I saw the parameters of latest matchs at http://zero.sjeng.org/ , and conclude a rule.
if first number fixed, the second number are double each time from 8k,
and if second number 128k, it return to 8k, and first number increase.
for example,
when 3.160M+128k failed, we began 3.175M+8.00k
why we did so? don't try second number 256k, or 136k? as not very long ago, the king 7fde81e8's parameter
was 2.861M+1.54M, the second number was quite big.
Neural network training for Leela Zero is done with training runs, where the neural network is sampled and tested at several points along the training process. The first number is the total number of games in the dataset at the time when data was parsed for the training run (i.e. it tells which games are included in the training for this network, and which aren't yet). The second number is the training steps used.

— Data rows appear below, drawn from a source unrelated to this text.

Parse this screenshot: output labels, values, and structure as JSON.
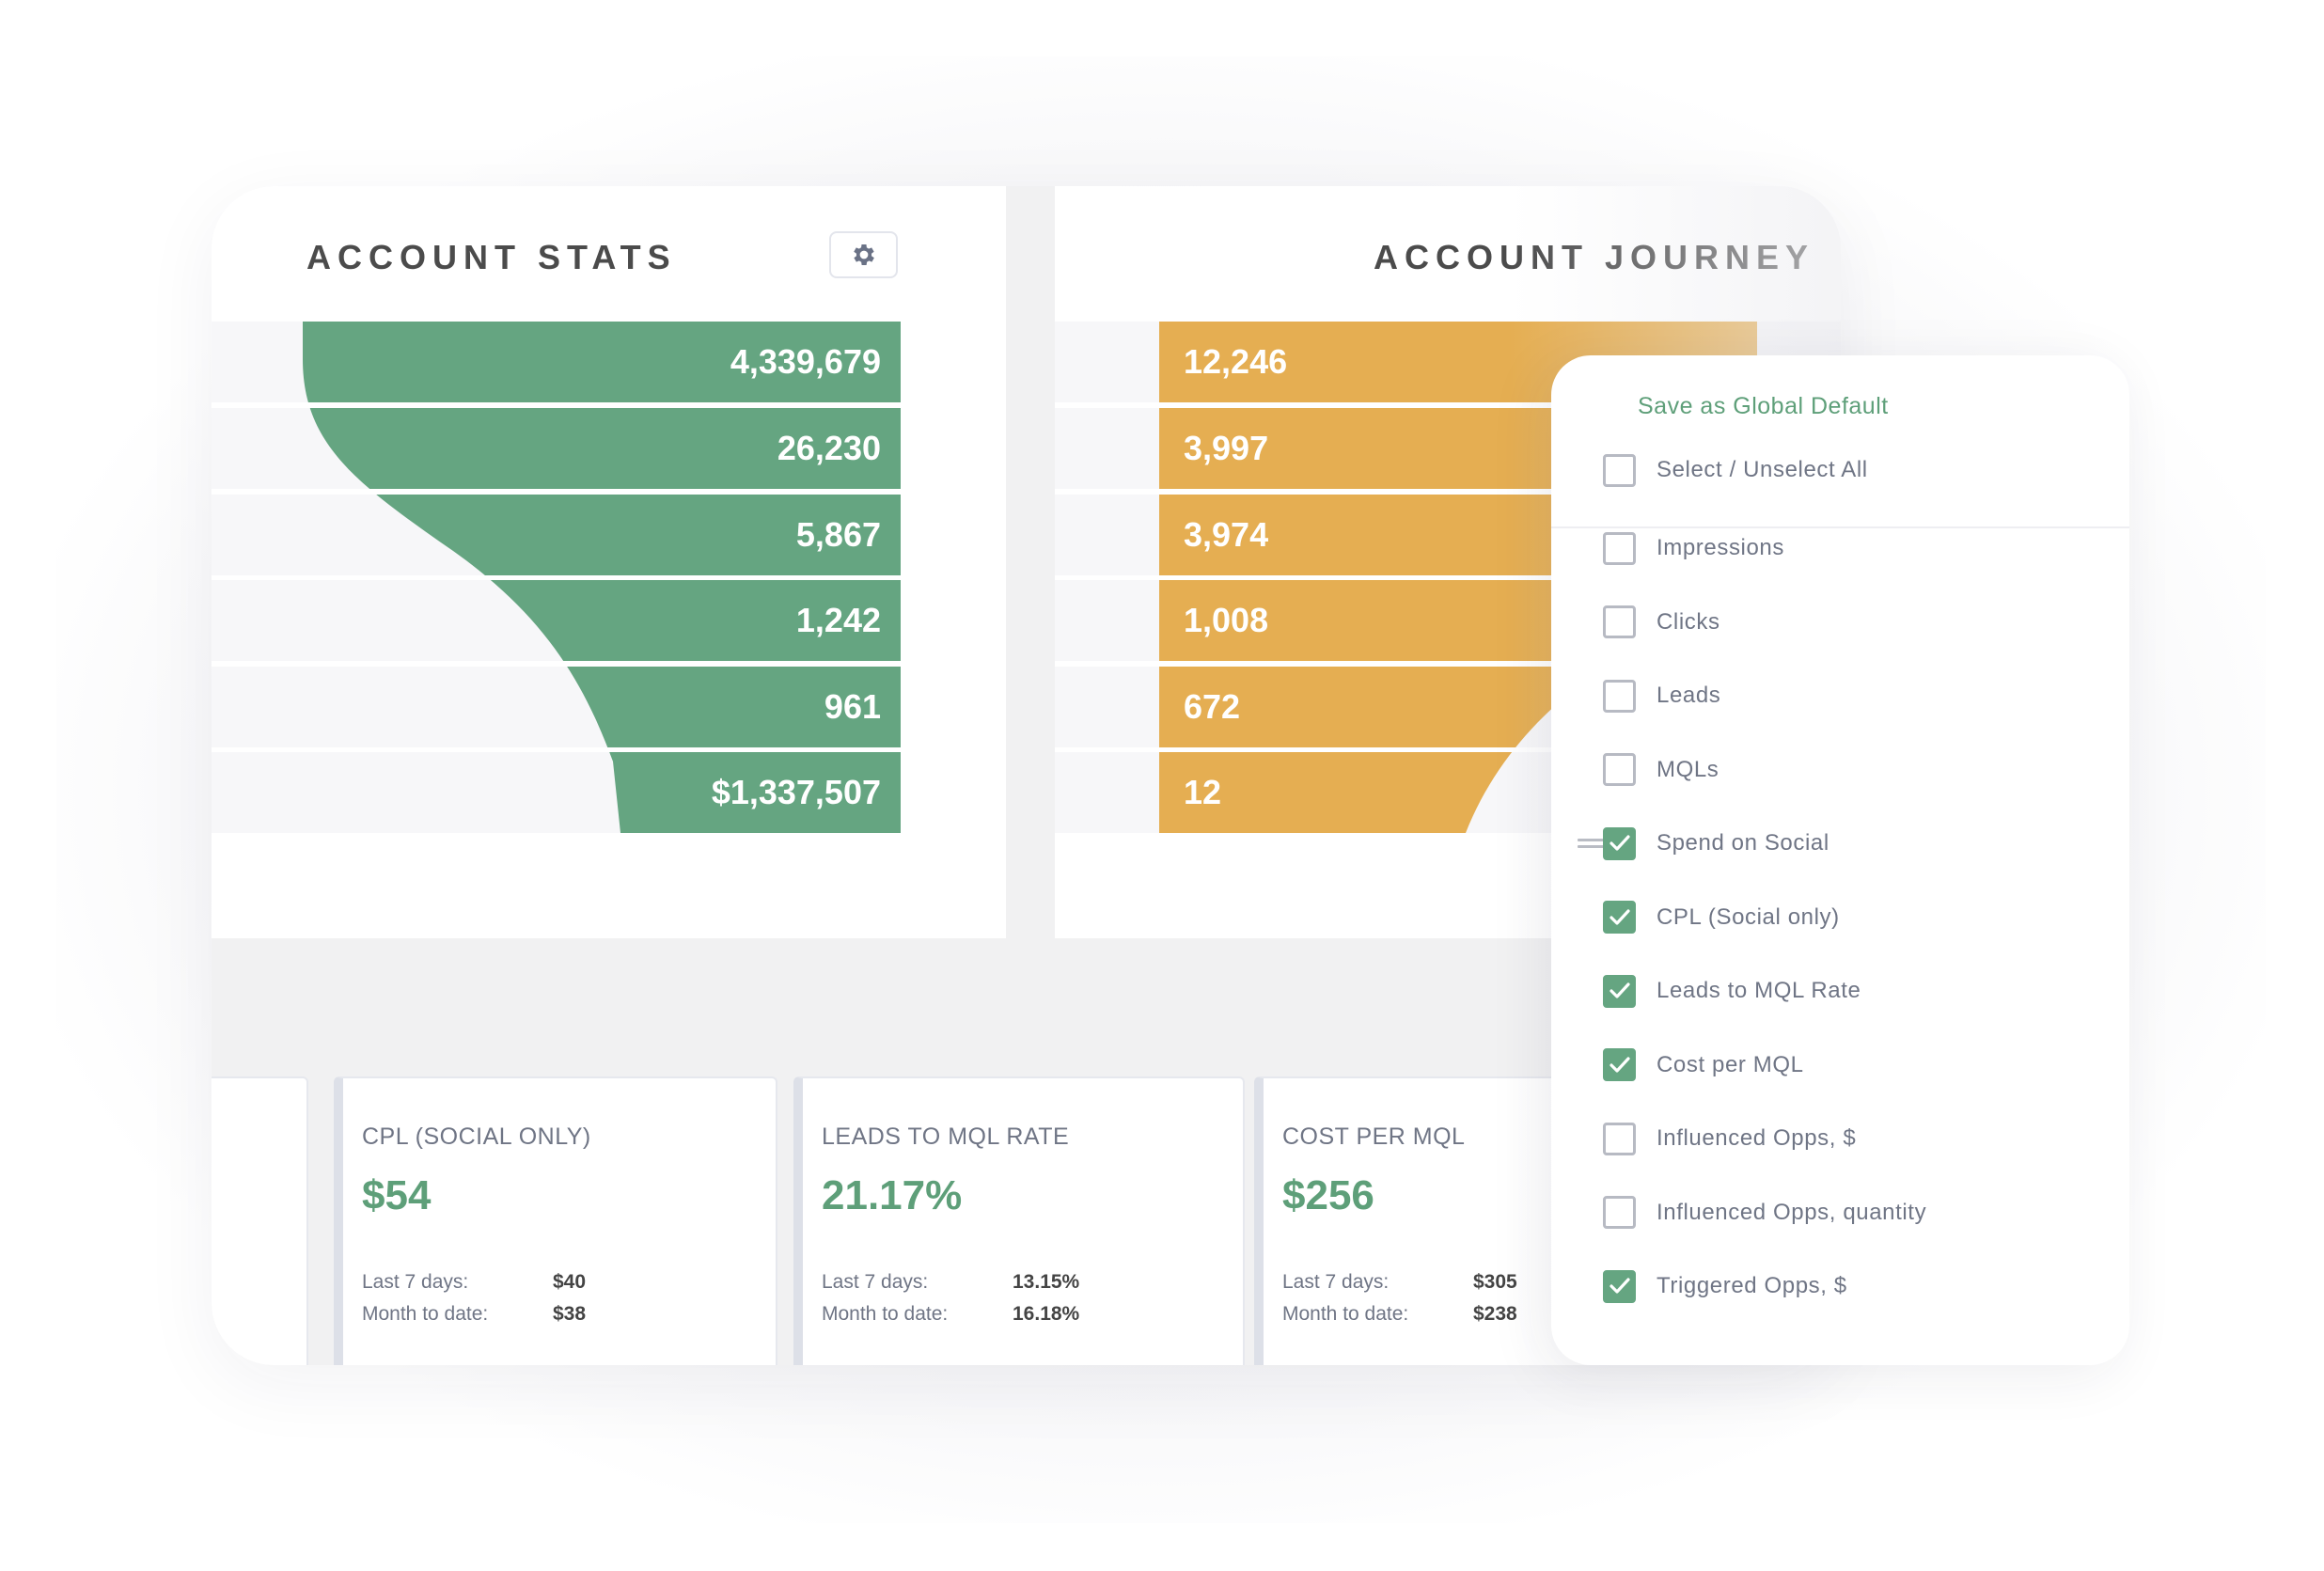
{
  "account_stats": {
    "title": "ACCOUNT STATS",
    "settings_icon": "gear-icon",
    "bar_color": "#65a581",
    "rows": [
      "4,339,679",
      "26,230",
      "5,867",
      "1,242",
      "961",
      "$1,337,507"
    ]
  },
  "account_journey": {
    "title": "ACCOUNT JOURNEY",
    "bar_color": "#e5ae52",
    "rows": [
      "12,246",
      "3,997",
      "3,974",
      "1,008",
      "672",
      "12"
    ]
  },
  "kpi_cards": [
    {
      "title": "CPL (SOCIAL ONLY)",
      "value": "$54",
      "last7_label": "Last 7 days:",
      "last7_value": "$40",
      "mtd_label": "Month to date:",
      "mtd_value": "$38"
    },
    {
      "title": "LEADS TO MQL RATE",
      "value": "21.17%",
      "last7_label": "Last 7 days:",
      "last7_value": "13.15%",
      "mtd_label": "Month to date:",
      "mtd_value": "16.18%"
    },
    {
      "title": "COST PER MQL",
      "value": "$256",
      "last7_label": "Last 7 days:",
      "last7_value": "$305",
      "mtd_label": "Month to date:",
      "mtd_value": "$238"
    }
  ],
  "metrics_menu": {
    "save_default_label": "Save as Global Default",
    "select_all_label": "Select / Unselect All",
    "select_all_checked": false,
    "accent_color": "#65a581",
    "options": [
      {
        "label": "Impressions",
        "checked": false
      },
      {
        "label": "Clicks",
        "checked": false
      },
      {
        "label": "Leads",
        "checked": false
      },
      {
        "label": "MQLs",
        "checked": false
      },
      {
        "label": "Spend on Social",
        "checked": true,
        "drag_handle": true
      },
      {
        "label": "CPL (Social only)",
        "checked": true
      },
      {
        "label": "Leads to MQL Rate",
        "checked": true
      },
      {
        "label": "Cost per MQL",
        "checked": true
      },
      {
        "label": "Influenced Opps, $",
        "checked": false
      },
      {
        "label": "Influenced Opps, quantity",
        "checked": false
      },
      {
        "label": "Triggered Opps, $",
        "checked": true
      }
    ]
  }
}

As you observed, @gcp is using an exponential step count schedule for this. Larger step counts (like 256k) were already used earlier in the training process, but aren't at the moment, since our learning rate is somewhat higher again than in the end stage of the 5x64 network. The network 7fde81e8 was trained differently from regular networks, since we increased the network size at the time, by a process called bootstrapping.
things changed
2eb817db 3.224M+48.0k
The step count schedule isn't always exactly the same. Sometimes more networks are tried, like now for example. For the most part, the increments were exponential however, like 8k, 16k, 32k, 64k ,128k.
I try to find a balance between testing networks and letting the clients generate self-play games. So it's just fiddling a bit around to see what works well.